In her talk, Rivett will unsettle European labels for the raven with a case study of a Tlingit box from the 1880s Yakutat, Alaska, now housed in the Princeton University Art Museum.  For more than one hundred years the box has been displaced, but it demands reconsideration of the complexity of the Raven as literary symbol, she wrote.

Rivett interprets the box in the context of oral Raven literature told by Kuchíin Frank Italio, the oldest recorded Tlingit storyteller.
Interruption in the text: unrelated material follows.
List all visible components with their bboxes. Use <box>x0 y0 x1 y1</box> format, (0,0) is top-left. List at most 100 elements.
Kuchíin was born in Yakutat in the 1860s into the same L’uknaX̱.adí clan that created the box, and his stories and the box itself offer new ways of thinking about the raven in The Book of Genesis, as well as in subsequent literary history.

Kuchíin’s Raven story reveals a connection between the European dismissal of the raven as devil and the fabrication of the origins story on which United States power depends. The Tlingit Raven cycle highlights what has been ignored in the Genesis story: godless authority and a contra-teleological presence. The Raven repudiates the myth of origins upon which US settler colonialism depends, she wrote.

The lecture is scheduled at noon Alaska time, Monday, Nov. 22. All lectures will be streamed at 12 pm to the Sealaska Heritage YouTube channel. This talk will also be presented in person in SHI’s clan house to attendees who show proof of vaccination cards. A Q&A session will follow.

About the Lecturer

Dr. Sarah Rivett is the author of The Science of the Soul in Colonial New England (2011) and Unscripted America: Indigenous Languages and the Origins of a Literary Nation (2017). She is currently writing a book on ravens in American literary history.    

This program is provided under the Preparing Indigenous Teachers and Administrators for Alaska Schools (PITAAS) program and funded by the Alaska Native Education Program.

Sealaska Heritage Institute is a private nonprofit founded in 1980 to perpetuate and enhance Tlingit, Haida and Tsimshian cultures of Southeast Alaska. Its goal is to promote cultural diversity and cross-cultural understanding through public services and events. SHI also conducts social scientific and public policy research that promotes Alaska Native arts, cultures, history and education statewide. The institute is governed by a Board of Trustees and guided by a Council of Traditional Scholars, a Native Artist Committee and a Southeast Regional Language Committee.